The house in La Cañada is placed on a residential area very close to Valencia. Its plot is surrounded by existing vegetation and opened to its immediate surroundings.
Architect: Ramón Esteve Estudio
Location: Valencia, Spain
Area: 1,053 sq.m.
Project Manager: Luis Navarro
Project Team: Estefanía Pérez, Jacobo Mompó, Anna Boscà, María Parra
Building Engineer: Emilio Pérez, Carolina Tarazona
Landscaping: Gustavo Marina Paisajista
Constructor: CH Palau Construcciones
Photography: Mariela Apollonio
From the architect: A large number of pine trees and palm trees forms the background of the house. The origin of the project is the need of self-enclosed house, protected from the exterior but also fluid and opened to the depth of the garden.
The square-plan layout is pierced by several perforations with different aims. The first of them hollows out the heart of the house and opens its perimeter. Thus, it becomes a large central courtyard that gives access to the house like a Roman atrium. This courtyard fulfils three different uses: generating an access, organising the rooms and allowing their visual connection. A large sheet of water stands out in this space and makes it look wider by reflecting the internal façade of the house and the sky. Thus, entering the house becomes a changing, pleasant and harmonious promenade.
On the opposite side of the house, a large cantilever of white concrete frames the pool and the garden. This canopy has got two perforations to allow the entrance of sunlight. In the same veranda there are different living zones for summer or winter according to the sun exposure.
In order to highlight the horizontal character of the house, there is only a storey above the ground level. A great welcoming feeling is achieved because the house has got a really human scale. The service rooms are located on the basement storey, which gets light and ventilation through a sunken courtyard on the north façade.
Being the access of the house at its centre, the day rooms and the night rooms are separated in a very natural way. The interior of the house has been designed to be fluid and continuous. The furniture, such as the pass-through fireplace and the low cabinets, allows the visual connections between adjacent rooms. The different wings of the house are also visually connected through the central courtyard. The sensation of fluidity is enhanced by the use of minimalistic window frames that are embedded into the walls. The sliding panes are completely hidden into the walls, thus opening the house outwards and blurring its limits.

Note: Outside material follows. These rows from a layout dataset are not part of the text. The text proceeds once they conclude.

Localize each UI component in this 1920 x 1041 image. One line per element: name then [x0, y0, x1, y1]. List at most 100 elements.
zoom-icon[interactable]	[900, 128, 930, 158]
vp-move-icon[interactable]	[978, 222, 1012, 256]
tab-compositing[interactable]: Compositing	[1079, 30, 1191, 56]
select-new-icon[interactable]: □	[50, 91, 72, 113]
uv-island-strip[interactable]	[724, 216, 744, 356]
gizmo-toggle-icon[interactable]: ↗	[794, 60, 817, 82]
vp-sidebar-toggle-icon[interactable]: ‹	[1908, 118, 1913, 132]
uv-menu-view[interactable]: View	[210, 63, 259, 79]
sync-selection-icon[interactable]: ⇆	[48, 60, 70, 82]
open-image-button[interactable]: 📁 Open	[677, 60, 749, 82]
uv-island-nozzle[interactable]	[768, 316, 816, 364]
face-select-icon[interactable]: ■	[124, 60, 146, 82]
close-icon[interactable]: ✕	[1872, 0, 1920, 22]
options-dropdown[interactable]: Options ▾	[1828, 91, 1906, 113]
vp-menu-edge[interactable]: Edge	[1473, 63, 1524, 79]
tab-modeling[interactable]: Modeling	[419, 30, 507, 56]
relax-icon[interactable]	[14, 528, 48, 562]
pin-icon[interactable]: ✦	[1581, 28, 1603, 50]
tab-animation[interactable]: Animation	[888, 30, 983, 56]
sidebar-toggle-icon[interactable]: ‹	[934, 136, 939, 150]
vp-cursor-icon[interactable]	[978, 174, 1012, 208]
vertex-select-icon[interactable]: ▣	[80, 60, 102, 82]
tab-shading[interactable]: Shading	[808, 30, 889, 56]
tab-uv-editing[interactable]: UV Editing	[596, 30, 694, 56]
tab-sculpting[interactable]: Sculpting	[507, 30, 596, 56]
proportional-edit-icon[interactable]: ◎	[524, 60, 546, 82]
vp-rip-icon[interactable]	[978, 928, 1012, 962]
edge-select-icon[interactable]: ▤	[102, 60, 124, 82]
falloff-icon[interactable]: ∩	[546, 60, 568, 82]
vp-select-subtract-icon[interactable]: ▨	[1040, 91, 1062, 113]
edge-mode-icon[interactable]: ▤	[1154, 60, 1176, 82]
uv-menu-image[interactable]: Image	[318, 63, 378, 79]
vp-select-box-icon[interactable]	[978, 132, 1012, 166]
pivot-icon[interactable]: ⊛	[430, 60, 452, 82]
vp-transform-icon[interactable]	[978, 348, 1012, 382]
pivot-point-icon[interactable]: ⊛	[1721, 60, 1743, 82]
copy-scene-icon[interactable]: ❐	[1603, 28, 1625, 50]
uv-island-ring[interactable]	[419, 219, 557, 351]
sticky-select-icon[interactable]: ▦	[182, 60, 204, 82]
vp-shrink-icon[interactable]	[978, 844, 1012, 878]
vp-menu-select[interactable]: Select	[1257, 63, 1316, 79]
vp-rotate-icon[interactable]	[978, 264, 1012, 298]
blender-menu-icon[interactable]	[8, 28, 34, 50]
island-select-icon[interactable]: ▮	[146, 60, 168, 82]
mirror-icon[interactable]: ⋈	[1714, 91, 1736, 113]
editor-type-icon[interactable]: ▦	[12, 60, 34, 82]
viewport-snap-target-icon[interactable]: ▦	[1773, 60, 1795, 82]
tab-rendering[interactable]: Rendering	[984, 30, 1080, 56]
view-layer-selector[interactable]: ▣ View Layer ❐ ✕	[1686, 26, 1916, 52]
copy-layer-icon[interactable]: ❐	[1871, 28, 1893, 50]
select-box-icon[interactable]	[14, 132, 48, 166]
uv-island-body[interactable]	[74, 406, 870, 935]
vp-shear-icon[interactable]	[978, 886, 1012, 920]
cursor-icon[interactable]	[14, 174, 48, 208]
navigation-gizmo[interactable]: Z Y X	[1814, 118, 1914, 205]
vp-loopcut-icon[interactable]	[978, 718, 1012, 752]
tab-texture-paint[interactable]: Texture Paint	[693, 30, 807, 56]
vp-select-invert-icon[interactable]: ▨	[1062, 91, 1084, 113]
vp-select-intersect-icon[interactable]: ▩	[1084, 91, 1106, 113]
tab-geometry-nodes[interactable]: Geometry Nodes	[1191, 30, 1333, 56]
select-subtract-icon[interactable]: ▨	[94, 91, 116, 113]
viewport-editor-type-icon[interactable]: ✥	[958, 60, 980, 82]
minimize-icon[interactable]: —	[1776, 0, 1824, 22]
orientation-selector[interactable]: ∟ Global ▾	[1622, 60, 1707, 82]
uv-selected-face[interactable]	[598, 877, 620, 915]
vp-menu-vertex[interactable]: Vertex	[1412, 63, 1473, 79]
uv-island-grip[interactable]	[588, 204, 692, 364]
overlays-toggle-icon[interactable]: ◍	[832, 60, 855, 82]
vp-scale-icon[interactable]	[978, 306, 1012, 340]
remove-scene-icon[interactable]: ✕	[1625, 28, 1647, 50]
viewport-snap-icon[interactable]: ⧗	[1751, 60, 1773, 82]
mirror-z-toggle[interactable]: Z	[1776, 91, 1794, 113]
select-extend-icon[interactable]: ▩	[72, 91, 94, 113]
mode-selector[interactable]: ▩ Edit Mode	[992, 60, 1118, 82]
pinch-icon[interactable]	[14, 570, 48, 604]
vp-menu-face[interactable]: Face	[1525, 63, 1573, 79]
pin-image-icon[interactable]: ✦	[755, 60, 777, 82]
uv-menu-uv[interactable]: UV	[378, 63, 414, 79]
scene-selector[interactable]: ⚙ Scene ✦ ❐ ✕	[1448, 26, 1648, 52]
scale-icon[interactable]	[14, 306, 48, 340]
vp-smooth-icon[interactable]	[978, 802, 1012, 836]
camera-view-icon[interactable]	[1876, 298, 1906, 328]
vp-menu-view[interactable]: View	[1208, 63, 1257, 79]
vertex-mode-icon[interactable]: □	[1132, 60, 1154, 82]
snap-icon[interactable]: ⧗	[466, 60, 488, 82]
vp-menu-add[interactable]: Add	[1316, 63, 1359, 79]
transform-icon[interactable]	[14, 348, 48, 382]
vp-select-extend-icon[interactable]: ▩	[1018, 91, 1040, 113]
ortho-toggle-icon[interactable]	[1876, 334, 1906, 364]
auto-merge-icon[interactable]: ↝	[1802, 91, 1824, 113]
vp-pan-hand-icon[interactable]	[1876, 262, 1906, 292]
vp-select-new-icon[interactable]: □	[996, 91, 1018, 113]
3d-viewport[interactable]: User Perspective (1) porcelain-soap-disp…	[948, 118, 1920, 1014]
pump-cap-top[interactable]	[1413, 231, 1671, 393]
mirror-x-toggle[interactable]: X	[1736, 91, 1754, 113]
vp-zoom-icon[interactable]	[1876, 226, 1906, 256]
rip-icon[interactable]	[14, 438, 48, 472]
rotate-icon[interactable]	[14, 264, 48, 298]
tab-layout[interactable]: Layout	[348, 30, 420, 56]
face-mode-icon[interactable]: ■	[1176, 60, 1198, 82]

The enclosing walls are thick stonemasonry walls that protect the interior. The wide glass panes are protected by wooden slats that can be adjusted or slide into the walls. By this means, the sun exposure and the views from outside can be controlled. The canopy that frames the entrance and protects the veranda is made of white exposed concrete. This massive, texturized and sheltering skin encloses the internal spaces, where the white colour and the polished materials are the main features. The garden can be contemplated from a neutral canvas made of lacquered surfaces, smoked glasses and a pavement of trowelled concrete.